Bei Deinem Interview vor einem Jahr prognostiziertest Du dem OFC eine schwache Saison und hättest Dir gewünscht, dass man einen personellen Schnitt gemacht hätte, da schon in der Saison 2017/18 abzusehen gewesen war, dass der Kader zu schwach ist aufzusteigen. Dieser personelle Schnitt ist nun erfolgt. Was hältst Du von den Entwicklungen am Bieberer Berg und glaubst Du, dass die Rückkehr in die 3. Liga jetzt gelingen kann?
Frank:
Zunächst einmal bin ich froh, dass sich scheinbar seriöse Gönner/Kickersfreunde gefunden haben, die mittelfristig in den OFC investieren möchten. Die letzte Saison hat offenbart, dass die Qualität der Mannschaft für den Aufstieg nicht gegeben war und die Chemie mit dem neuen Trainer nicht gestimmt hat. Das Tabularasa war notwendig, auch wenn ich Endres aufgrund seines Leistungsniveaus gehalten hätte und vom Trainer/Manager nicht sonderlich überzeugt bin. Es war allerdings richtig, die Abfindungen zu sparen und dieses Geld in den Spieleretat fließen zu lassen. Die fehlende Qualität der bisherigen Mannschaft wurde nun auch von den Verantwortlichen wahrgenommen und die gezogenen Schlüsse (mehr Geschwindigkeit und Führungspersönlichkeiten) erscheinen vielversprechend. Werde mir bei Gelegenheit ein Bild von der neuen Truppe machen und hoffe, dass die Neuverpflichtungen tatsächlich die notwendige Qualität mitbringen.

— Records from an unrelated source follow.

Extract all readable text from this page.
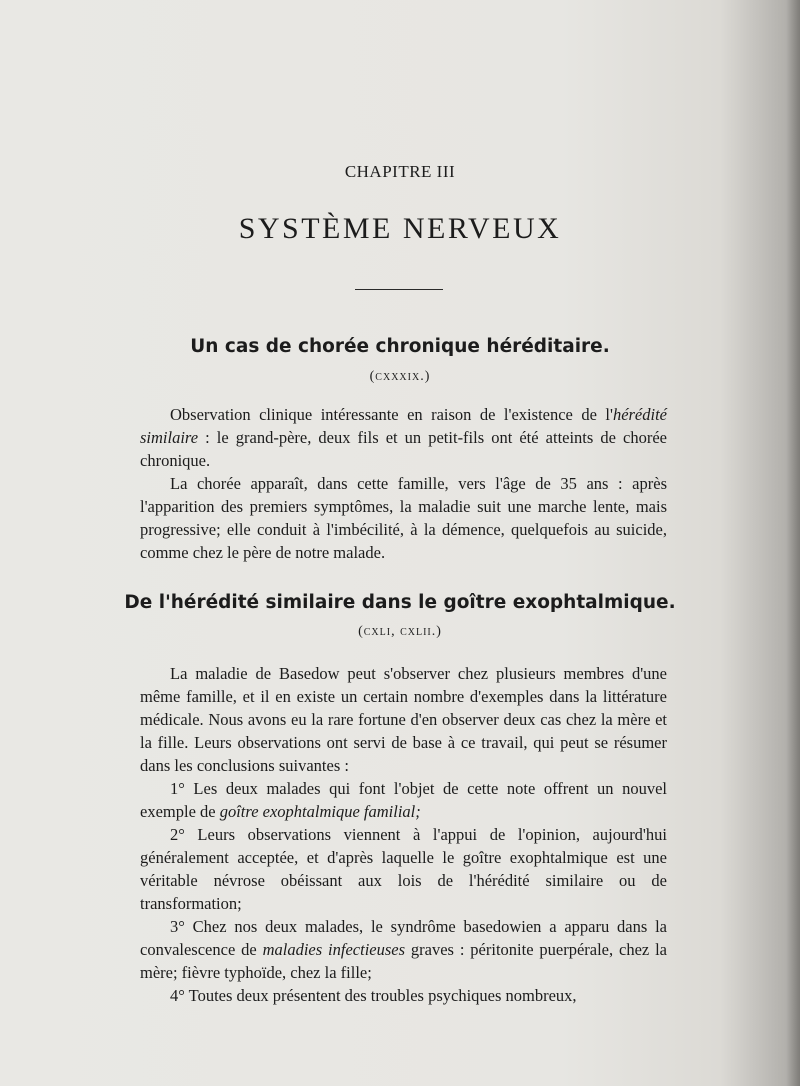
CHAPITRE III
SYSTÈME NERVEUX
Un cas de chorée chronique héréditaire.
(cxxxix.)

Observation clinique intéressante en raison de l'existence de l'hérédité similaire : le grand-père, deux fils et un petit-fils ont été atteints de chorée chronique.

La chorée apparaît, dans cette famille, vers l'âge de 35 ans : après l'apparition des premiers symptômes, la maladie suit une marche lente, mais progressive; elle conduit à l'imbécilité, à la démence, quelquefois au suicide, comme chez le père de notre malade.

De l'hérédité similaire dans le goître exophtalmique.
(cxli, cxlii.)

La maladie de Basedow peut s'observer chez plusieurs membres d'une même famille, et il en existe un certain nombre d'exemples dans la littérature médicale. Nous avons eu la rare fortune d'en observer deux cas chez la mère et la fille. Leurs observations ont servi de base à ce travail, qui peut se résumer dans les conclusions suivantes :

1° Les deux malades qui font l'objet de cette note offrent un nouvel exemple de goître exophtalmique familial;

2° Leurs observations viennent à l'appui de l'opinion, aujourd'hui généralement acceptée, et d'après laquelle le goître exophtalmique est une véritable névrose obéissant aux lois de l'hérédité similaire ou de transformation;

3° Chez nos deux malades, le syndrôme basedowien a apparu dans la convalescence de maladies infectieuses graves : péritonite puerpérale, chez la mère; fièvre typhoïde, chez la fille;

4° Toutes deux présentent des troubles psychiques nombreux,
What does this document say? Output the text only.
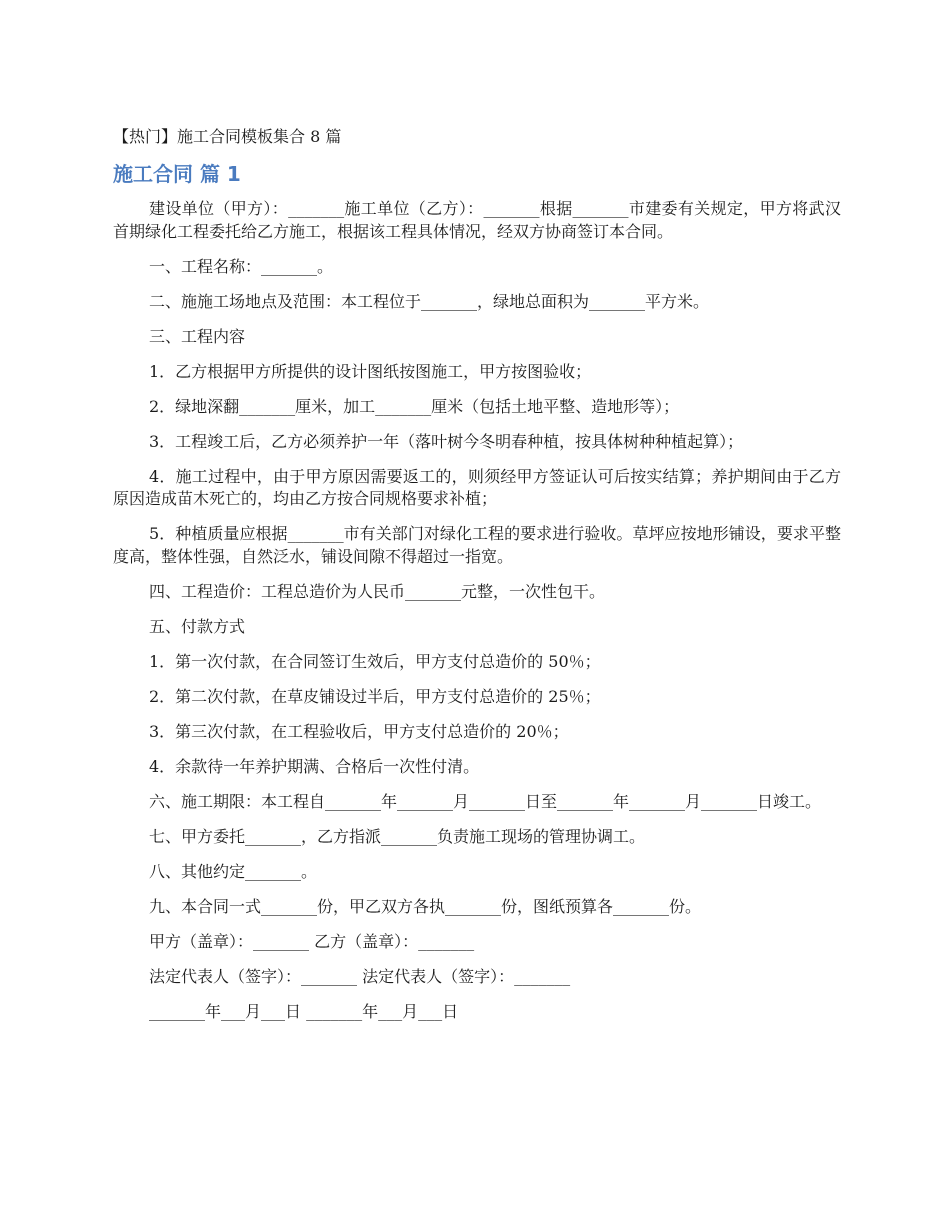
【热门】施工合同模板集合 8 篇

施工合同 篇 1

建设单位（甲方）：_______施工单位（乙方）：_______根据_______市建委有关规定，甲方将武汉首期绿化工程委托给乙方施工，根据该工程具体情况，经双方协商签订本合同。

一、工程名称：_______。

二、施施工场地点及范围：本工程位于_______，绿地总面积为_______平方米。

三、工程内容

1．乙方根据甲方所提供的设计图纸按图施工，甲方按图验收；

2．绿地深翻_______厘米，加工_______厘米（包括土地平整、造地形等）；

3．工程竣工后，乙方必须养护一年（落叶树今冬明春种植，按具体树种种植起算）；

4．施工过程中，由于甲方原因需要返工的，则须经甲方签证认可后按实结算；养护期间由于乙方原因造成苗木死亡的，均由乙方按合同规格要求补植；

5．种植质量应根据_______市有关部门对绿化工程的要求进行验收。草坪应按地形铺设，要求平整度高，整体性强，自然泛水，铺设间隙不得超过一指宽。

四、工程造价：工程总造价为人民币_______元整，一次性包干。

五、付款方式

1．第一次付款，在合同签订生效后，甲方支付总造价的 50％；

2．第二次付款，在草皮铺设过半后，甲方支付总造价的 25％；

3．第三次付款，在工程验收后，甲方支付总造价的 20％；

4．余款待一年养护期满、合格后一次性付清。

六、施工期限：本工程自_______年_______月_______日至_______年_______月_______日竣工。

七、甲方委托_______，乙方指派_______负责施工现场的管理协调工。

八、其他约定_______。

九、本合同一式_______份，甲乙双方各执_______份，图纸预算各_______份。

甲方（盖章）：_______ 乙方（盖章）：_______

法定代表人（签字）：_______ 法定代表人（签字）：_______

_______年___月___日 _______年___月___日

Auf dem Papier sieht es ganz ordentlich aus, aber Mannschaften wie Homburg, Saarbrücken oder Elversberg haben überraschenderweise noch höhere Etats und werden starke Konkurrenten sein. Mit Leistung gilt es nun die Fans aus ihrer Lethargie zu erwecken und mit erfrischendem, offensivem Fußball mitzureißen. Dann entsteht schnell eine neue Euphorie und die kann mit für eine erfolgreiche Saison sorgen. Ob es dann zum Aufstieg reicht werden wir sehen, aber es muss eine Aufbruchsstimmung erzeugt werden. Gut finde ich, dass die finanziellen Mittel wohl auch die nächsten zwei Jahre bereitzustehen scheinen, um nicht in dieser Saison "all in" zu gehen. Mit entsprechender Geduld sehe ich den OFC spätestens in 3 Jahren wieder in der 3. Liga, wobei ich persönlich spätestens 2021 dies verwirklicht sehen möchte...
Das hört sich doch gar nicht so schlecht an! Zum Abschluss noch mal zurück zur Tipliga. Wen siehst Du kommende Tipprunde bei der Titelverteidigung als Deine größten Konkurrenten?
Frank:
Über eine Titelverteidigung denke ich nicht wirklich nach, denn da muss alles passen und die Konkurrenz ist groß... Allen voran Robin Kaiser traue ich den großen Wurf zu. Auch mit AndiB und Dir ist mit Sicherheit zu rechnen und dann gibt's wie immer noch 2-3 Überraschungskandidaten. Freue mich jedenfalls auf die neue Tipprunde.
Vor mir brauchst Du keine Angst zu haben, ich dümpel noch immer in der 2. Tipliga vor mich hin… Aber Danke für das ausgiebige Interview und die Einsichten in Dein Tippverhalten, weiter viel Erfolg und bis zum nächsten Interview!